CO Oxidation on Au-Ag Alloy Nano-Catalysts and the Kinetic Study under H2-Rich Atmosphere

The first part in this thesis, we demonstrated surface functionalized mesoporous SBA-15 thin film as supporting host to confine the gold and silver alloy nanoparticles. We then show its PROX activity is surprisingly high. Proton exchange membrane fuel cells (PEMFC) have been extensively studied in the past decade. Pure hydrogen source is the ideal fuel for mobile energy systems. However, the Pt anode catalysts would be significantly poisoned by traces of CO in reformed gases. To fulfill the high purification requirement, the preferential oxidation of CO (PROX) appears as the most promising approach and the lowest cost technique. In general, the premise for good PROX performance is to choose a catalyst with more oxidation activity for CO than for H2. Recently we found that Au-Ag alloy catalyst showed a relatively high activity and selectivity.
In the second part of this thesis, Au-Ag alloy catalyst supported on MCM-41 was used for kinetic measurements of CO oxidation under H2-rich atmosphere.

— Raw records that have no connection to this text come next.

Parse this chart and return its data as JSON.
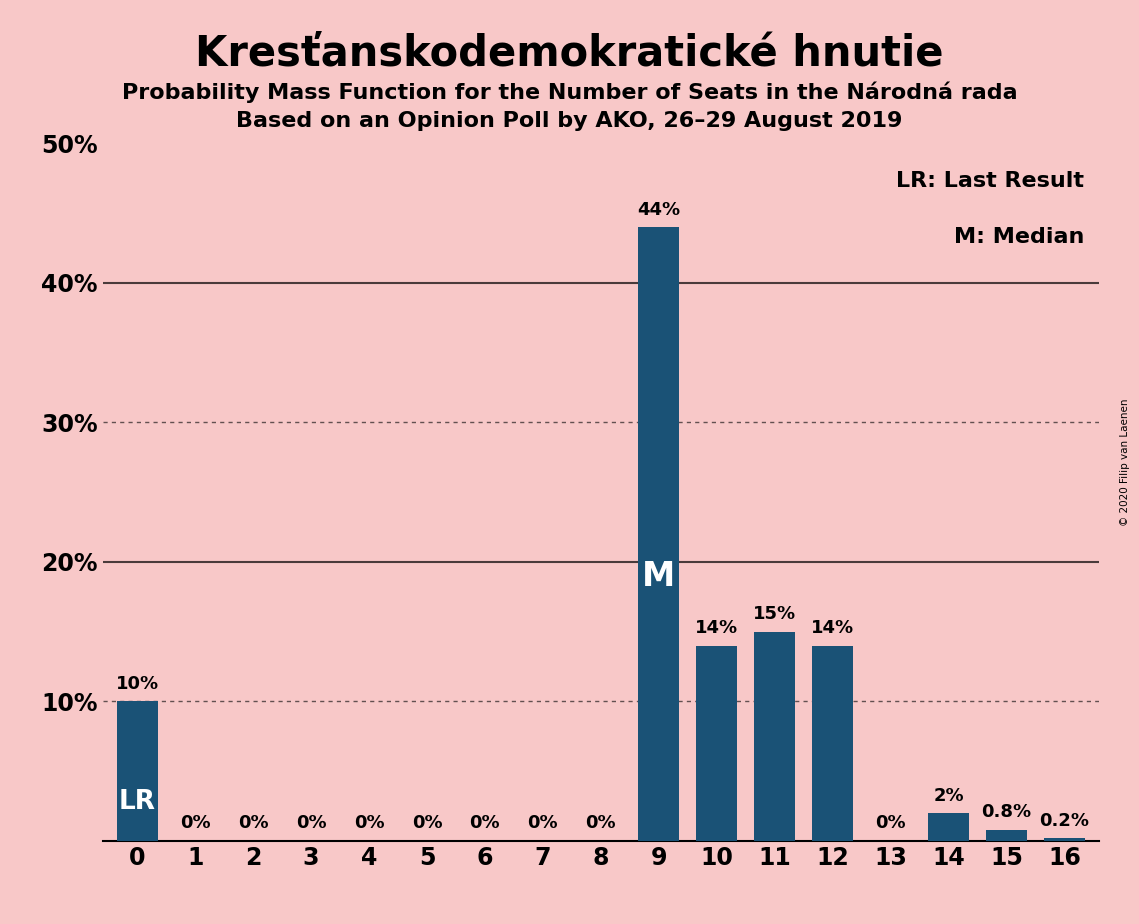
{
  "title": "Kresťanskodemokratické hnutie",
  "subtitle1": "Probability Mass Function for the Number of Seats in the Národná rada",
  "subtitle2": "Based on an Opinion Poll by AKO, 26–29 August 2019",
  "copyright": "© 2020 Filip van Laenen",
  "categories": [
    0,
    1,
    2,
    3,
    4,
    5,
    6,
    7,
    8,
    9,
    10,
    11,
    12,
    13,
    14,
    15,
    16
  ],
  "values": [
    10,
    0,
    0,
    0,
    0,
    0,
    0,
    0,
    0,
    44,
    14,
    15,
    14,
    0,
    2,
    0.8,
    0.2
  ],
  "bar_color": "#1a5276",
  "background_color": "#f8c8c8",
  "lr_seat": 0,
  "median_seat": 9,
  "lr_label": "LR",
  "median_label": "M",
  "ylim": [
    0,
    50
  ],
  "dotted_lines": [
    10,
    30
  ],
  "solid_lines": [
    20,
    40
  ],
  "legend_lr": "LR: Last Result",
  "legend_m": "M: Median",
  "title_fontsize": 30,
  "subtitle_fontsize": 16,
  "bar_label_fontsize": 13,
  "axis_fontsize": 17
}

For this catalyst, it not only performs high CO conversion and CO2 selectivity, but also shows satisfactory stability. Many characterization techniques were used to study the catalyst system, such as nitrogen adsorption, TEM, XRD, EXAFS (X-ray absorption fine structure spectroscopy), and UV-Vis spectroscopy. Especially, EXAFS was employed to determine the coordination number and the degree of alloying formation.